Vor dem Hintergrund der dynamischen regulatorischen, energie- und geopolitischen Lage haben wir beschlossen, unsere geplante Richtlinie für nachhaltige Investmentfonds zurückzustellen. Für eine dauerhafte Regulierung ist das derzeitige Umfeld nicht ausreichend stabil.

Kapitalverwaltungsgesellschaften können selbstverständlich weiterhin nachhaltige Investmentvermögen auflegen und vermarkten. Wir werden in unserer Praxis bestimmte Grundsätze anwenden, die wir bereits zur Konsultation gestellt hatten. So müssen, zum Beispiel, nachhaltige Fonds mindestens 75 Prozent in nachhaltige Anlagen investieren, mit mindestens 75 Prozent des Investmentvermögens eine nachhaltige Anlagestrategie verfolgen oder einen nachhaltigen Index abbilden. Durch diese strengeren Prüfungspraktiken schützen wir Fondsanleger vor Greenwashing.

Meine Damen und Herren, vor etwas mehr als 20 Jahren, am 1. Mai 2002, ist die BaFin gegründet worden: als integrierte deutsche Finanzaufsicht. Ich habe mir sagen lassen, dass einige wenige von Ihnen die BaFin seitdem begleiten. Für einen größeren Festakt mit ausführlicher Retrospektive ist es nicht die richtige Zeit. Jetzt müssen wir erst einmal zeigen, was in uns steckt. Die Erwartungen an uns Aufseher sind hoch – zu Recht. Nicht immer in den vergangenen zwanzig Jahren hat die BaFin diese Erwartungen erfüllt. 2021 haben wir uns daher verordnet, vorausschauender, entschlossener, risikoorientierter und zeitgemäßer zu arbeiten.

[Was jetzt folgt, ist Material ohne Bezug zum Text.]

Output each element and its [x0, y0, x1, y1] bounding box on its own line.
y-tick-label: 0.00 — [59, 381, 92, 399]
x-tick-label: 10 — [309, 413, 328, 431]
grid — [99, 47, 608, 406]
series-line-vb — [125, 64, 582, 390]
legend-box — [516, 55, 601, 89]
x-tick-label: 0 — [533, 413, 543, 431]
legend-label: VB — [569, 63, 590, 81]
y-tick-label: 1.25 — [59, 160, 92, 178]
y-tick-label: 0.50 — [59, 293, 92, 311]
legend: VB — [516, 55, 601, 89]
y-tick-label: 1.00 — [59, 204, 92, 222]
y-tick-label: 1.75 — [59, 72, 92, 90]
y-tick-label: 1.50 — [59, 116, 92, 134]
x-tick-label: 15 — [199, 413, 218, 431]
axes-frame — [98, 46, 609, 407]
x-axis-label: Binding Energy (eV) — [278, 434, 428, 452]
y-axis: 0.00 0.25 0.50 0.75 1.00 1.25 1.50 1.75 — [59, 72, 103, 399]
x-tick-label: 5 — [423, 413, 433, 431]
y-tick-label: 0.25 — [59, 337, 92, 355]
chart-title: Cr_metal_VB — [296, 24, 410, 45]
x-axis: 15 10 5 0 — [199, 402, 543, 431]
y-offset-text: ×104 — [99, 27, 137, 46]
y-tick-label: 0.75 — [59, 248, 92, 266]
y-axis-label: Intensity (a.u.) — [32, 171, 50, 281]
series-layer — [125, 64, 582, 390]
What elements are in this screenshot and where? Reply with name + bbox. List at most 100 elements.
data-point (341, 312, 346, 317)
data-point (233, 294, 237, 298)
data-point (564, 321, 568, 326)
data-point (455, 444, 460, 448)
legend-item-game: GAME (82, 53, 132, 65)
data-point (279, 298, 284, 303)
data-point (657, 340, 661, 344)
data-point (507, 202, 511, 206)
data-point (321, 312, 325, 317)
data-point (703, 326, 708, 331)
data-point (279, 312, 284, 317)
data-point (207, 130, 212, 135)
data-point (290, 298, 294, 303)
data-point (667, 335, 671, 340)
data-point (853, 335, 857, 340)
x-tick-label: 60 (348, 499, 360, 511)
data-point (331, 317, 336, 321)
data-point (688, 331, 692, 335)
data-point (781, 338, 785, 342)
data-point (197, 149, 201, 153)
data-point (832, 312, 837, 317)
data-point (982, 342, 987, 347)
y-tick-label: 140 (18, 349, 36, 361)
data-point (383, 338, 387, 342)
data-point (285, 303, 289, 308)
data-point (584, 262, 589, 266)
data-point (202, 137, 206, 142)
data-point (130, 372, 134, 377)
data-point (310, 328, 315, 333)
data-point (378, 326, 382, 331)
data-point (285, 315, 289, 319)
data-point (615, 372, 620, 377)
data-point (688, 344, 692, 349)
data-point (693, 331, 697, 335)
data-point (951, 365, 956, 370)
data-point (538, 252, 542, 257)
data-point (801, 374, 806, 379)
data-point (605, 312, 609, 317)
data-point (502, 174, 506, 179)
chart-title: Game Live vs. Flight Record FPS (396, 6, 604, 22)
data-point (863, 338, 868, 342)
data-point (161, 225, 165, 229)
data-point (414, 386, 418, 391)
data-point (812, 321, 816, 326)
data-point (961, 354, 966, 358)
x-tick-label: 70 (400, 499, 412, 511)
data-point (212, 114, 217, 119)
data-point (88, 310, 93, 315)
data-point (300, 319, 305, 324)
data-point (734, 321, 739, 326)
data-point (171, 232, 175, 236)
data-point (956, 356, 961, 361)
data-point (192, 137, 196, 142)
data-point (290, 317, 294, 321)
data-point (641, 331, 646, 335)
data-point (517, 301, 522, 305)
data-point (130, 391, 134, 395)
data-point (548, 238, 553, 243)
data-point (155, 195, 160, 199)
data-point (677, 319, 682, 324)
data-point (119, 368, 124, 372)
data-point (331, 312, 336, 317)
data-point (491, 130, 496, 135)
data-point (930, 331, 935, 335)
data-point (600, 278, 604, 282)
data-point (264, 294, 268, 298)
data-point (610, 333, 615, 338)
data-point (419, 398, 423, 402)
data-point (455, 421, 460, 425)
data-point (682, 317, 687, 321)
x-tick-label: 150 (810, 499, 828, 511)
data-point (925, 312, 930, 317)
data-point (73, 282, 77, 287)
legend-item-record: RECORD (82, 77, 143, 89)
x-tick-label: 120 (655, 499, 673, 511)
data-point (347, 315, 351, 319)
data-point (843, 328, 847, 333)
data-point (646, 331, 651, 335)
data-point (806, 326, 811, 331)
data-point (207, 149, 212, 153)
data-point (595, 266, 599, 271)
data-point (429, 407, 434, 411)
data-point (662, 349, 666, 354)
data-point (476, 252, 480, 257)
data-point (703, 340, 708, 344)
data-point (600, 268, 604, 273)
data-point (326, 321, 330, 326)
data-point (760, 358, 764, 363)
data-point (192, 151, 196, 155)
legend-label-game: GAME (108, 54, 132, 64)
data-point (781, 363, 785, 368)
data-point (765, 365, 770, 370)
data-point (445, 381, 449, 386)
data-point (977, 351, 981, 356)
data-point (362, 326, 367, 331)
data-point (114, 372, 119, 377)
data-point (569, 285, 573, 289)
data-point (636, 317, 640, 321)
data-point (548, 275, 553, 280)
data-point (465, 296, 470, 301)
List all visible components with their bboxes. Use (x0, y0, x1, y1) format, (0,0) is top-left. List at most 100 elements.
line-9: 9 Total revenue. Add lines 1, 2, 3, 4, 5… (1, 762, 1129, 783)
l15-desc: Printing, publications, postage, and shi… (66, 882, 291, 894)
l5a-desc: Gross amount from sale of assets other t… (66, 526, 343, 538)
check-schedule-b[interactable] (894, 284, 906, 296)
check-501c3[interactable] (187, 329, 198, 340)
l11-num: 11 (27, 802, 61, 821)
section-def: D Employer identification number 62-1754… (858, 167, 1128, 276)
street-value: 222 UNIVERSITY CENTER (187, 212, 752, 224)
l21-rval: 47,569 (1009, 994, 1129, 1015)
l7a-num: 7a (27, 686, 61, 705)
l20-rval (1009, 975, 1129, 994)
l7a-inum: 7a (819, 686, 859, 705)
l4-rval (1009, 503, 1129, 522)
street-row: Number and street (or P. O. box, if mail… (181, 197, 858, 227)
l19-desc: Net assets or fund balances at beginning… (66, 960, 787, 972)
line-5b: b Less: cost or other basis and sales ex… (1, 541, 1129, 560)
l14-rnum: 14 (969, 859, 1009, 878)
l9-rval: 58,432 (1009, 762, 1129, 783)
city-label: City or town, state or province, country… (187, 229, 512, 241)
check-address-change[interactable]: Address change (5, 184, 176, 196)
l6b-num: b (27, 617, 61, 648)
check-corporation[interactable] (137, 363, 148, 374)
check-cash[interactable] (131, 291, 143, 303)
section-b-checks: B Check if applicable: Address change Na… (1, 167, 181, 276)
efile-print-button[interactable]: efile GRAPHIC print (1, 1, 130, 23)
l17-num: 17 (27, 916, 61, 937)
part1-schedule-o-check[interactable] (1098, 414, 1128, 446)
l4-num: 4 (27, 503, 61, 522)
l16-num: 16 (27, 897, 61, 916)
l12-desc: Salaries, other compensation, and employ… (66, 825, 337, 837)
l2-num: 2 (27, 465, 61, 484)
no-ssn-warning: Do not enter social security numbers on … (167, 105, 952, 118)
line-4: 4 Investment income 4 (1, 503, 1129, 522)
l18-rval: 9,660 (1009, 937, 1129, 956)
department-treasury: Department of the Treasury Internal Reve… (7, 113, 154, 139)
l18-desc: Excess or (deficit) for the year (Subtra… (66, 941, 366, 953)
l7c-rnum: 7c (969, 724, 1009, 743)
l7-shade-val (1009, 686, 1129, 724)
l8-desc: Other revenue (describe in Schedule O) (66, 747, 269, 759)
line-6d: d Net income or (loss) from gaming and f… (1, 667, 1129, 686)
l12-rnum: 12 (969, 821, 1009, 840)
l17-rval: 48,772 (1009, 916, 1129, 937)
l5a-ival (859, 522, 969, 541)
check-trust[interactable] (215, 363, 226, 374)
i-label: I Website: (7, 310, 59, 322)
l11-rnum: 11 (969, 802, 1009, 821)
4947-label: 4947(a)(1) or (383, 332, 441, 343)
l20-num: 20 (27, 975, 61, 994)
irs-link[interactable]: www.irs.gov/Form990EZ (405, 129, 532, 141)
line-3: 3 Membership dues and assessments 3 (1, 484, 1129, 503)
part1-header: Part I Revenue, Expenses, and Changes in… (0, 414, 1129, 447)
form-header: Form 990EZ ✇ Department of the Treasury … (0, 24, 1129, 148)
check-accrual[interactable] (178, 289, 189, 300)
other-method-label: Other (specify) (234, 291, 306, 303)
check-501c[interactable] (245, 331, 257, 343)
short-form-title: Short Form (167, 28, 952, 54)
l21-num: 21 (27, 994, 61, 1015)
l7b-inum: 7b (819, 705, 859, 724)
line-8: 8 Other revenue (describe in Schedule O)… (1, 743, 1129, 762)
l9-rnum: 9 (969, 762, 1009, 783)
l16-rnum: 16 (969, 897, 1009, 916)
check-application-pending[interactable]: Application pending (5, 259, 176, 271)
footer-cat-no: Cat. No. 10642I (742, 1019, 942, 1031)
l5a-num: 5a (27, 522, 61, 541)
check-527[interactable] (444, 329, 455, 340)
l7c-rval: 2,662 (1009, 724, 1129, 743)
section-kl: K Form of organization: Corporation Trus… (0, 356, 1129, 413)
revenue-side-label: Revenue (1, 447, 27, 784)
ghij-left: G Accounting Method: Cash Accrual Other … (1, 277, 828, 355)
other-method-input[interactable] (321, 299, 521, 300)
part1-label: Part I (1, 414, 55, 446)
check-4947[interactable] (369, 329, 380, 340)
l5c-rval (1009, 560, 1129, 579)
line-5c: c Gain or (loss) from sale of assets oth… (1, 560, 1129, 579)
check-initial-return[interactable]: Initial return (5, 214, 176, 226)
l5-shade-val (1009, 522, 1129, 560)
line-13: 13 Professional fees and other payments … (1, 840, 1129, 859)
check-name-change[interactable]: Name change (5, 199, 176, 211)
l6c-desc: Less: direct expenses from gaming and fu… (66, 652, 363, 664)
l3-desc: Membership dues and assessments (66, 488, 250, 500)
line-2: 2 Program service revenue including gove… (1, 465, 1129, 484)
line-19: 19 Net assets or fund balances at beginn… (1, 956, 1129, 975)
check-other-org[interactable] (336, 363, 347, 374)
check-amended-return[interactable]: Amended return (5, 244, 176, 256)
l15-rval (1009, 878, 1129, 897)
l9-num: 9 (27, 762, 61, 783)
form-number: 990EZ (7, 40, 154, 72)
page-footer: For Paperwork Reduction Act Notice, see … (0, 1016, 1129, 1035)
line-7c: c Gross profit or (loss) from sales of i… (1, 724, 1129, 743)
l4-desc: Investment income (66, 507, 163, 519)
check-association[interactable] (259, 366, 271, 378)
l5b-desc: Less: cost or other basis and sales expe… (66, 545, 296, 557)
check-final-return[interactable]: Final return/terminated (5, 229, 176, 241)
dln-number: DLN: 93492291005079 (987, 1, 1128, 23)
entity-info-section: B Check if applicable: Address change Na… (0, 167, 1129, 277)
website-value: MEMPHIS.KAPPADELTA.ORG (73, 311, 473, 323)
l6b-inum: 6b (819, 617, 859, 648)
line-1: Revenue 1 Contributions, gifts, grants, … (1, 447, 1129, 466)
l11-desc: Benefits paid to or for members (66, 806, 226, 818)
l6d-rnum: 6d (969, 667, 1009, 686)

Wir haben die BaFin reformiert. Wir haben klare Ziele, setzen Prioritäten und sorgen für Transparenz. Können wir damit jeden Schaden vom Finanzsystem abwenden?

Nein, eine Vollkaskoaufsicht sollten wir gar nicht erst anstreben. Aber wir tun alles, was in unserer Macht steht, damit die Risiken an den Finanzmärkten gut gemanagt werden. Damit das deutsche Finanzsystem stabil bleibt.

Ich danke Ihnen für Ihre Aufmerksamkeit und bin gespannt auf Ihre Fragen.